Texto CB1A1-I
Os pais pediram que o menino fosse dormir cedo para que
pudesse acordar à hora da passagem do ano. A julgar pela
insistência da recomendação, o ano não passaria se ele não se
deitasse. O que seria, francamente, um problemão — e para o
mundo todo. Se o ano não virasse, tudo o que estava para
acontecer a partir da meia-noite bruscamente ficaria retido nas
malas, nos pacotes, na escuridão. Por respeito à humanidade, o
garoto acatou. Quer dizer, mais ou menos — ficaria na cama de
olhos fechados, igual quando brincava de morto, mas dormir
mesmo não dormiria. Só estando acordado seria possível
devassar de vez o mistério da passagem do ano.
Os adultos mentem muito, sabia. Até mesmo sua mãe, que
lhe pede não mentir nunca, inventava histórias quando ele
perguntava “como era a cara do ano velho e do ano novo”.
Sempre lhe respondiam, com sorrisos enigmáticos que não
esclarecem nada, que tudo dependia da sua maneira de olhar.
Mas olhar o quê? O ano velho indo embora tal qual um balão,
“subindo, perdendo gás, perdendo gás, até acabar muito chocho”?
Ou a chegada do novo, que descia de paraquedas na praça
General Osório, trazendo uma mochila munida de “talco, escova
de dentes e pombas”, para soltar em sinal de paz e alegria? Pouca
coisa fazia sentido naquela cabeça de menino.
Confinado em seu quarto, correu para a janela depois do
beijo materno de boa noite e ali ficou, vigia do réveillon.

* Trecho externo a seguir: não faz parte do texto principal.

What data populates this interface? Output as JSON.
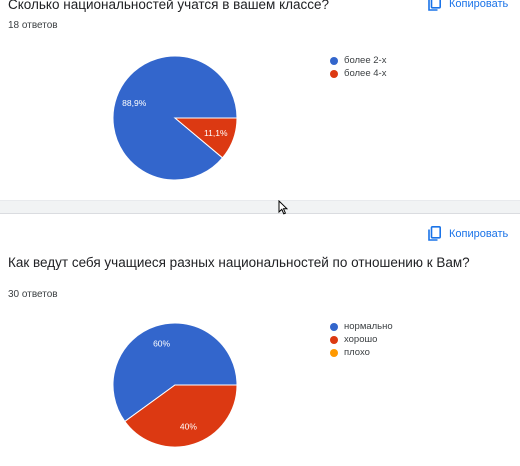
{
  "question1": {
    "title": "Сколько национальностей учатся в вашем классе?",
    "responses": "18 ответов",
    "copy_label": "Копировать",
    "copy_icon": "copy-icon"
  },
  "question2": {
    "title": "Как ведут себя учащиеся разных национальностей по отношению к Вам?",
    "responses": "30 ответов",
    "copy_label": "Копировать",
    "copy_icon": "copy-icon"
  },
  "colors": {
    "blue": "#3366cc",
    "red": "#dc3912",
    "orange": "#ff9900",
    "accent": "#1a73e8"
  },
  "chart_data": [
    {
      "type": "pie",
      "series": [
        {
          "name": "более 2-х",
          "value": 88.9,
          "label": "88,9%",
          "color": "#3366cc"
        },
        {
          "name": "более 4-х",
          "value": 11.1,
          "label": "11,1%",
          "color": "#dc3912"
        }
      ]
    },
    {
      "type": "pie",
      "series": [
        {
          "name": "нормально",
          "value": 60,
          "label": "60%",
          "color": "#3366cc"
        },
        {
          "name": "хорошо",
          "value": 40,
          "label": "40%",
          "color": "#dc3912"
        },
        {
          "name": "плохо",
          "value": 0,
          "label": "",
          "color": "#ff9900"
        }
      ]
    }
  ]
}
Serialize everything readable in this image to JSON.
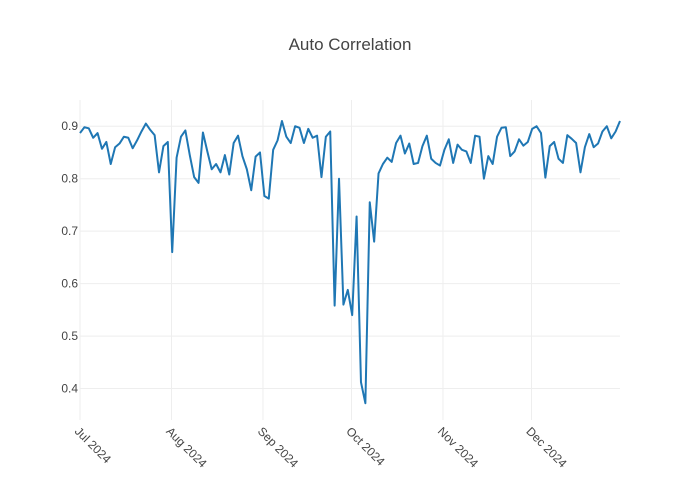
{
  "chart_data": {
    "type": "line",
    "title": "Auto Correlation",
    "xlabel": "",
    "ylabel": "",
    "x_start": "2024-07-01",
    "x_end": "2024-12-31",
    "xlim": [
      "2024-07-01",
      "2024-12-31"
    ],
    "ylim": [
      0.34,
      0.95
    ],
    "grid": true,
    "legend": "none",
    "line_color": "#1f77b4",
    "x_ticks": [
      {
        "date": "2024-07-01",
        "label": "Jul 2024"
      },
      {
        "date": "2024-08-01",
        "label": "Aug 2024"
      },
      {
        "date": "2024-09-01",
        "label": "Sep 2024"
      },
      {
        "date": "2024-10-01",
        "label": "Oct 2024"
      },
      {
        "date": "2024-11-01",
        "label": "Nov 2024"
      },
      {
        "date": "2024-12-01",
        "label": "Dec 2024"
      }
    ],
    "y_ticks": [
      {
        "value": 0.4,
        "label": "0.4"
      },
      {
        "value": 0.5,
        "label": "0.5"
      },
      {
        "value": 0.6,
        "label": "0.6"
      },
      {
        "value": 0.7,
        "label": "0.7"
      },
      {
        "value": 0.8,
        "label": "0.8"
      },
      {
        "value": 0.9,
        "label": "0.9"
      }
    ],
    "series": [
      {
        "values": [
          0.887,
          0.898,
          0.896,
          0.878,
          0.887,
          0.857,
          0.87,
          0.828,
          0.86,
          0.867,
          0.88,
          0.878,
          0.858,
          0.873,
          0.89,
          0.905,
          0.893,
          0.883,
          0.812,
          0.862,
          0.87,
          0.66,
          0.84,
          0.88,
          0.892,
          0.845,
          0.803,
          0.792,
          0.888,
          0.852,
          0.818,
          0.828,
          0.812,
          0.845,
          0.808,
          0.868,
          0.882,
          0.843,
          0.818,
          0.778,
          0.842,
          0.85,
          0.767,
          0.762,
          0.855,
          0.873,
          0.91,
          0.88,
          0.868,
          0.9,
          0.897,
          0.868,
          0.895,
          0.878,
          0.882,
          0.803,
          0.88,
          0.89,
          0.558,
          0.8,
          0.56,
          0.588,
          0.54,
          0.728,
          0.412,
          0.372,
          0.755,
          0.68,
          0.81,
          0.828,
          0.84,
          0.832,
          0.868,
          0.882,
          0.848,
          0.867,
          0.828,
          0.83,
          0.862,
          0.882,
          0.838,
          0.83,
          0.825,
          0.855,
          0.875,
          0.83,
          0.865,
          0.855,
          0.852,
          0.83,
          0.882,
          0.88,
          0.8,
          0.843,
          0.828,
          0.88,
          0.897,
          0.898,
          0.843,
          0.852,
          0.875,
          0.863,
          0.87,
          0.895,
          0.9,
          0.887,
          0.802,
          0.862,
          0.87,
          0.838,
          0.83,
          0.883,
          0.876,
          0.868,
          0.812,
          0.86,
          0.885,
          0.86,
          0.867,
          0.89,
          0.9,
          0.877,
          0.89,
          0.91
        ]
      }
    ]
  }
}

Era
preciso guardar o céu, pois com certeza “o ano passa no ar”. Mas
o que faria, então, tanta gente na rua, tanto carro buzinando, sem
ninguém olhando para cima? Já estavam, decerto, acostumados.
“É ruim, ficar acostumado: não se vê mais nada, as coisas vão se
apagando”, concluiu a criança da crônica de Drummond.
Ninguém ia perceber a passagem do ano.
Desiludido, o menino pegou no sono e acordou no chão,
apavorado com o estrondo da virada. Foi correndo para a sala,
onde os adultos, falando um pouco arrastado, tinham perdido o
jeito comum, o jeito diurno. “Ele passou?”, quis saber.
Carinhosa, a mãe levou-o de volta para o quarto, encostou o rosto
em seu rosto e rogou-lhe que dormisse outra vez. O ano passara
sem que ele o visse. Bem que sua mãe tinha alertado: só dependia
da maneira de olhar... e ele não acertara com a maneira.
Guilherme Tauil. Para o ano que chega.